What this means, put plainly, is that child support cannot be automatically modified or adjusted based on an event that may (or may not) happen in the future. Just as an initial child support finding must be made based on the financial circumstances of both parents at the time child support is calculated, any modification must also be based on the financial circumstances of the parents while also considering the best interest of the minor child/children involved. Only if the parents’ financial circumstance or the circumstance of the minor child involved change substantially may a child support order be modified. Id. With this being said, in most cases a presiding court may not order child support to automatically adjust based on a future event because doing so would “eliminate the statutory requirement that a trial court receive actual evidence of a ‘substantial change’ in either party’s financial circumstances before making a modification determination.” Singh v. Hammond, S12A1576 (2013).
Under some circumstances however, parents may agree for the automatic reduction of child support as the children for whom support is being provided reach the age of majority. For example, a couple with three children may agree to a reduction in the non-custodial parent’s child support obligation when the oldest child reaches the age of majority, another reduction when the middle child reaches the age of majority and the termination of child support when the youngest child reaches the age of majority.
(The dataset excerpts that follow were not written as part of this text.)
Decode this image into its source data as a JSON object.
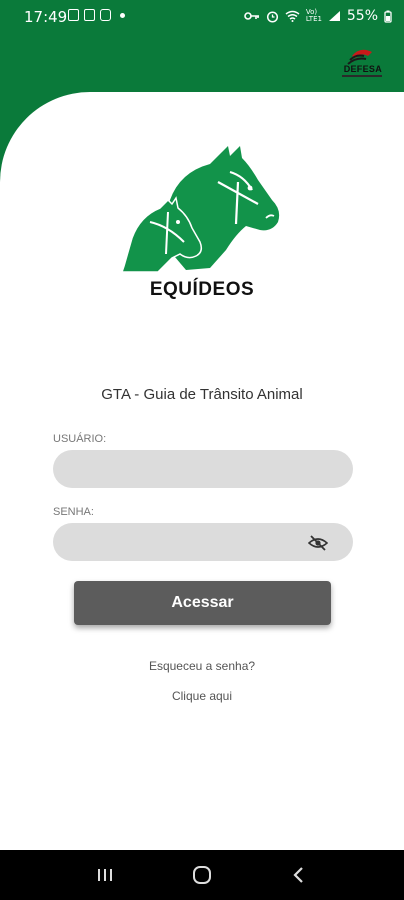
{
  "status_bar": {
    "time": "17:49",
    "battery": "55%",
    "network": "Vo) LTE1",
    "left_icons": [
      "image-icon",
      "mail-icon",
      "teams-icon",
      "dot-icon"
    ],
    "right_icons": [
      "key-icon",
      "alarm-icon",
      "wifi-icon",
      "signal-icon",
      "battery-icon"
    ]
  },
  "header": {
    "brand_name": "DEFESA",
    "logo_icon": "defesa-logo-icon"
  },
  "app": {
    "title": "EQUÍDEOS",
    "subtitle": "GTA - Guia de Trânsito Animal",
    "illustration": "horse-heads-icon"
  },
  "login": {
    "username_label": "USUÁRIO:",
    "username_value": "",
    "password_label": "SENHA:",
    "password_value": "",
    "submit_label": "Acessar",
    "forgot_text": "Esqueceu a senha?",
    "click_here": "Clique aqui"
  },
  "nav": {
    "recents": "recents-icon",
    "home": "home-icon",
    "back": "back-icon"
  },
  "colors": {
    "primary_green": "#0a7a3a",
    "horse_green": "#12934a",
    "field_bg": "#dcdcdc",
    "button_bg": "#5c5c5c"
  }
}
If parents do agree to such an arrangement in a Settlement Agreement or Marital Dissolution Agreement, they must do so in accordance with the child support guidelines. It is not acceptable for parents to agree to a reduction of child support on a simple pro-rata basis. A new child support calculation must be conducted to determine the correct child support amount for the remaining minor children. See Scott-Lasley v. Lasley, 278 Ga. 671 (2004). Practically speaking, for a court to approve such an agreement, in a case involving three minor children, the parents would have to present the court with three different Child Support Worksheets, with each worksheet corresponding to the non-custodial parent’s obligation for three children, then two children, and finally one child.